Oder auf deine Fähigkeit, mit Menschen gut zurechtzukommen.
Auf deine Fähigkeit, dein Leben leicht zu nehmen und zu genießen, was du hast.
Eben auf all die lustigen Fähigkeiten, die dein Leben besser und schöner machen.
Aber die meisten Menschen denken nicht in diesen Kategorien.
- Dass es okay ist, in manchen Dingen am Anfang schlecht zu sein.
- Dass wir üben müssen, um besser zu werden.
- Dass es okay und normal ist, Fehler zu machen.
- Dass Fehler dazu da sind, dass wir daraus lernen, damit wir überhaupt besser werden können.
Die meisten Menschen denken: Ich bin halt so. Schade. Da kann ich nichts machen.
Beim Klavierspielen siehst du jeden schiefen Ton als Information.

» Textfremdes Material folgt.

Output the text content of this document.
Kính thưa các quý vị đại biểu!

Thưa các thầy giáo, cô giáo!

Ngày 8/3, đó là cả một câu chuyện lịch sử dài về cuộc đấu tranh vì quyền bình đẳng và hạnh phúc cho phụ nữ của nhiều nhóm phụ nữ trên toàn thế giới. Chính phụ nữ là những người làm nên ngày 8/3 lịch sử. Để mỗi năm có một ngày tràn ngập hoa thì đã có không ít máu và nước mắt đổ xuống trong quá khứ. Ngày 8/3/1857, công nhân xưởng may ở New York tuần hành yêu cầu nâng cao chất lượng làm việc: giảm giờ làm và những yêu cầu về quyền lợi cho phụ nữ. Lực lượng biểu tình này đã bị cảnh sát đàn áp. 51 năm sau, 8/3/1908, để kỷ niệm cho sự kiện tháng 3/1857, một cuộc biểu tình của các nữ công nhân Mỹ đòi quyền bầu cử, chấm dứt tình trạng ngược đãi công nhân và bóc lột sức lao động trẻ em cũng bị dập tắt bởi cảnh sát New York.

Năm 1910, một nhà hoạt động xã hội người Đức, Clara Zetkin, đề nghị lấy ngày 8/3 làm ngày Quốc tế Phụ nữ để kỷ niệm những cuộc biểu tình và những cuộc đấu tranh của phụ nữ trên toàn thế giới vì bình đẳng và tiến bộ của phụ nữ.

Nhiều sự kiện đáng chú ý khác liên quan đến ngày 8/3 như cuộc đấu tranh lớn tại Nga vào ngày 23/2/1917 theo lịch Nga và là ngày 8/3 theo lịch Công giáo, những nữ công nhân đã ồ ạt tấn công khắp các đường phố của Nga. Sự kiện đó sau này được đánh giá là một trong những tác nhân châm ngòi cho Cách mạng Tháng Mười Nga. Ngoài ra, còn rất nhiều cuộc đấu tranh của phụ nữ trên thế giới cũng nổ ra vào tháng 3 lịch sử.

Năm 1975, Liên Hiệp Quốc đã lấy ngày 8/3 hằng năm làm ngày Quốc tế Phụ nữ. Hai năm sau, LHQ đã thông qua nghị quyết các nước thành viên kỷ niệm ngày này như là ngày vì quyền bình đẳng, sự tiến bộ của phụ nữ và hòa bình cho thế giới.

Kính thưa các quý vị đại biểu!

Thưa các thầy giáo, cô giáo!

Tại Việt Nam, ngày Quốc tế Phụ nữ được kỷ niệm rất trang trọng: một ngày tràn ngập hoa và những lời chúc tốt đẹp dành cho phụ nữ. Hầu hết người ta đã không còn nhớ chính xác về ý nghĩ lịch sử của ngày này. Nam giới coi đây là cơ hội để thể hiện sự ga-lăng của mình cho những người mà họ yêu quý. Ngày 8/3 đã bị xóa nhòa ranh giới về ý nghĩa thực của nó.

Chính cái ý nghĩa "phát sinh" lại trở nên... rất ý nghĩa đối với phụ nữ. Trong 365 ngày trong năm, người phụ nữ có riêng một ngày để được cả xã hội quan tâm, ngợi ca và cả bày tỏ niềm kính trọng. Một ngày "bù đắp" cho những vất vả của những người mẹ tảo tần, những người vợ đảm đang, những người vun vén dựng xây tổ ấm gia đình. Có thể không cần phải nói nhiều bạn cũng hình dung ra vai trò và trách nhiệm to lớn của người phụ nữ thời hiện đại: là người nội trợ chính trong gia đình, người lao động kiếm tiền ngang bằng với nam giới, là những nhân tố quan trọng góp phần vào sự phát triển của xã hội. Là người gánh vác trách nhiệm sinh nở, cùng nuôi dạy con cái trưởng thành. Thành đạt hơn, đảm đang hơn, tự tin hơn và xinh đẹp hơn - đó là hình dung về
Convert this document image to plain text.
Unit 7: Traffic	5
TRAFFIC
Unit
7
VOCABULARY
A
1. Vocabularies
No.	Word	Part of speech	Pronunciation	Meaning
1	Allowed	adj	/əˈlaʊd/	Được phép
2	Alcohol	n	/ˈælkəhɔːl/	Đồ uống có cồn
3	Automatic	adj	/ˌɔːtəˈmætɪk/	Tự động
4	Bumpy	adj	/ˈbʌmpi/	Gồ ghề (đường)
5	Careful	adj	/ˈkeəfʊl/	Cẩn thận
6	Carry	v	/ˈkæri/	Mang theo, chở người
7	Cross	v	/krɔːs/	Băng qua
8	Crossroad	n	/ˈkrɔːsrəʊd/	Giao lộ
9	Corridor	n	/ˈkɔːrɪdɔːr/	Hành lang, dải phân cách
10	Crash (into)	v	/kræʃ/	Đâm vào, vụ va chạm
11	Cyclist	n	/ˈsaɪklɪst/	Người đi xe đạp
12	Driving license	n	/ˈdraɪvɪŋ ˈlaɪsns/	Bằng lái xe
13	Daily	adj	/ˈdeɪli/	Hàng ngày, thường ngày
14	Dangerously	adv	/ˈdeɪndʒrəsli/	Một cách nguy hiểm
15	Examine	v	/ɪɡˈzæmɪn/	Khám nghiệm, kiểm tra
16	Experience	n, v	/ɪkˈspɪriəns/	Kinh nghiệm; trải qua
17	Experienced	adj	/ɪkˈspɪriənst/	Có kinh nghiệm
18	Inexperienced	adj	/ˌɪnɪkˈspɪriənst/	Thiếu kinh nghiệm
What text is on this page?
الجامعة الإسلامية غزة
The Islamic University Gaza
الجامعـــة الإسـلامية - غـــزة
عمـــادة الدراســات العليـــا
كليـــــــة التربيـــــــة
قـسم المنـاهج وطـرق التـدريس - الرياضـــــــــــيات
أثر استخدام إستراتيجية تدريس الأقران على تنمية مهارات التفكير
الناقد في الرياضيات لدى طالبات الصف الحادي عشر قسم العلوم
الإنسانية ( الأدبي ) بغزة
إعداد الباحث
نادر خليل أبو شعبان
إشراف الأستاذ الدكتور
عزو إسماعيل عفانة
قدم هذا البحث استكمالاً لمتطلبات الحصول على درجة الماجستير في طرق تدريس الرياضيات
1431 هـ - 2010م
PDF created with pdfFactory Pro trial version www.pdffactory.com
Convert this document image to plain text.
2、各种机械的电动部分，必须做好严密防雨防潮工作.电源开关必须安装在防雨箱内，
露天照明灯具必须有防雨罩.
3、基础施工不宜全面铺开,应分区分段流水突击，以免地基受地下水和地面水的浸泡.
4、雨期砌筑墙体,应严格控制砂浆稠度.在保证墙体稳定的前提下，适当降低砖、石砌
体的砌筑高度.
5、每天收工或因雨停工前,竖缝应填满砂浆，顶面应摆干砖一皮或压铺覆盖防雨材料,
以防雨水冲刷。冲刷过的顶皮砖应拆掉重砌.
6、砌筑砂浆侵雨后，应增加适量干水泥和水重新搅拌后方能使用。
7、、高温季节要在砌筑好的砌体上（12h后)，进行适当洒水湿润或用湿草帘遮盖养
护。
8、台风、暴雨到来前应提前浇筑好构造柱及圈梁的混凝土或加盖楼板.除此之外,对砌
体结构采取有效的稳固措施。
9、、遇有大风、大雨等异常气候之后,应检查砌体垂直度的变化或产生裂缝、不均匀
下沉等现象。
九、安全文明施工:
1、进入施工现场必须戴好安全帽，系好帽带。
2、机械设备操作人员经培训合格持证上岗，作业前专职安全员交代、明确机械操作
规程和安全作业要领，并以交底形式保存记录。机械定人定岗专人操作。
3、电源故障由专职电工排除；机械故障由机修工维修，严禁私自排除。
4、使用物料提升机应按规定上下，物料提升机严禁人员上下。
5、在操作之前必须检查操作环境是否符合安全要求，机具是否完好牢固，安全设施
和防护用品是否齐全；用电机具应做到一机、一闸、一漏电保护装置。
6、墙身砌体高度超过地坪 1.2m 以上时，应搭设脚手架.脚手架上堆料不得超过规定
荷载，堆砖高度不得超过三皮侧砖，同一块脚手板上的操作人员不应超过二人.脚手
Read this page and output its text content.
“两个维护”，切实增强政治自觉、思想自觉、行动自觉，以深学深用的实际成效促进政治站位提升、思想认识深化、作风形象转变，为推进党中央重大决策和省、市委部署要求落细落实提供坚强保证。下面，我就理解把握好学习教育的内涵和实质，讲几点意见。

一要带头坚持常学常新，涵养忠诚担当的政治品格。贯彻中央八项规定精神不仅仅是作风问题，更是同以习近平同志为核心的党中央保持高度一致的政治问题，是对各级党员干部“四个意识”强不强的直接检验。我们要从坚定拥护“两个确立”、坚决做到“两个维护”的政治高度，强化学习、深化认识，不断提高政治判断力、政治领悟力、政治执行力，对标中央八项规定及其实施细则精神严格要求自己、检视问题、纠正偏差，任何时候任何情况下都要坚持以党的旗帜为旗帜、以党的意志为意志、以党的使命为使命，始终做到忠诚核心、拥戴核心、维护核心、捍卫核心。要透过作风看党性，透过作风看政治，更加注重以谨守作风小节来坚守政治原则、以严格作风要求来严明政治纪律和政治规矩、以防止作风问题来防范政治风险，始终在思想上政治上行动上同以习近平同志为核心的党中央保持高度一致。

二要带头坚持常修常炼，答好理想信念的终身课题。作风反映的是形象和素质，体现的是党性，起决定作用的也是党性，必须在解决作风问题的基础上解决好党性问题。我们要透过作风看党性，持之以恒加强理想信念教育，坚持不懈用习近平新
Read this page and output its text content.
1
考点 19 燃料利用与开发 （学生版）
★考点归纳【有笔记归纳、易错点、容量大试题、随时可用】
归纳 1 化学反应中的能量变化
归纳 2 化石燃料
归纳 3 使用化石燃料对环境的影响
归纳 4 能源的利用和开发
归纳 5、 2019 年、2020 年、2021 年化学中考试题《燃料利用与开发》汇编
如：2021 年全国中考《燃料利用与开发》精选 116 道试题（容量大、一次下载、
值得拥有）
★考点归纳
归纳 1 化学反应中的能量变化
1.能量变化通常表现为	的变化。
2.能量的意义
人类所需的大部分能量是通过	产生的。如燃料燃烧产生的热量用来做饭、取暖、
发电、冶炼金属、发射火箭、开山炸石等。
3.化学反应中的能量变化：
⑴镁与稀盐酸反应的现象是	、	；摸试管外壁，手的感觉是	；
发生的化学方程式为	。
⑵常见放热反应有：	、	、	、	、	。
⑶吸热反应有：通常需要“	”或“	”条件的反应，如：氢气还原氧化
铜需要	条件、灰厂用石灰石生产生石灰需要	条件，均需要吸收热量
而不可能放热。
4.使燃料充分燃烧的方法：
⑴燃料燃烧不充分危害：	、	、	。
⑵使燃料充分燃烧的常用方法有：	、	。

„Ah, da muss ich nächstes Mal anders greifen.“
Beim Leben siehst du jeden Fehler als persönliches Versagen.
„Ich bin unfähig. Ich kann das nicht. Ich tauge nichts.“
Der Mensch ist eine Lernmaschine.
Wir tragen diese Fähigkeit in uns.
Wir können lernen, üben, trainieren und klüger und besser werden.
Du kannst lernen, wie Beziehungen funktionieren und wie du deine Beziehungen immer besser machst.
Du lernst, wie du am besten mit Stress umgehst und so immer entspannter wirst.
Du lernst, was dir guttut und was nicht und so wirst du immer glücklicher.
Wir können das, wenn wir diese Dinge als Lernpfade betrachten und sie zu einem Studienobjekt machen.
Aber wir behandeln uns selbst eher wie einen hoffnungslosen Fall, wenn wir mal daneben liegen.
Wir machen aus jedem Fehler eine Katastrophe.
Wir denken, dass wir schon beim ersten Versuch perfekt sein müssten.
Ein Trick, der mir immer wieder hilft:
Schreibe deine Fehler auf.
Ja, wirklich.
Nimm ein Notizbuch und schreibe hinein, was schiefgelaufen ist.
Aber nicht als Drama-Queen.
Sondern als Forscher deines eigenen Lebens.
Zum Beispiel so:
„Heute habe ich mich wieder von meiner Kollegin überreden lassen, ihre Arbeit zu übernehmen. Ich wollte Nein sagen, aber dann habe ich doch Ja gesagt.“ Übungsfeld: Grenzen setzen. Nächster Schritt: Beim nächsten Mal sage ich: „Lass mich kurz überlegen“, statt sofort „Ja.“
Oder:
„Heute habe ich wieder den ganzen Abend Netflix auf dem Tablet geschaut, obwohl ich eigentlich mein Buch lesen wollte.“ Übungsfeld: Impulskontrolle. Nächster Schritt: Das Tablet in ein anderes Zimmer legen, wenn ich lesen will.
Siehst du den Unterschied?
Du verwandelst deine Fehler in Lernerfahrungen und Entwicklungschancen.
Du findest deine nächsten Übungsfelder.
Du behandelst dich wie jemand, der lernt. Nicht wie jemand, der versagt.
Das Aufschreiben deiner Fehler hilft dir dabei, aus dem emotionalen Drama auszusteigen.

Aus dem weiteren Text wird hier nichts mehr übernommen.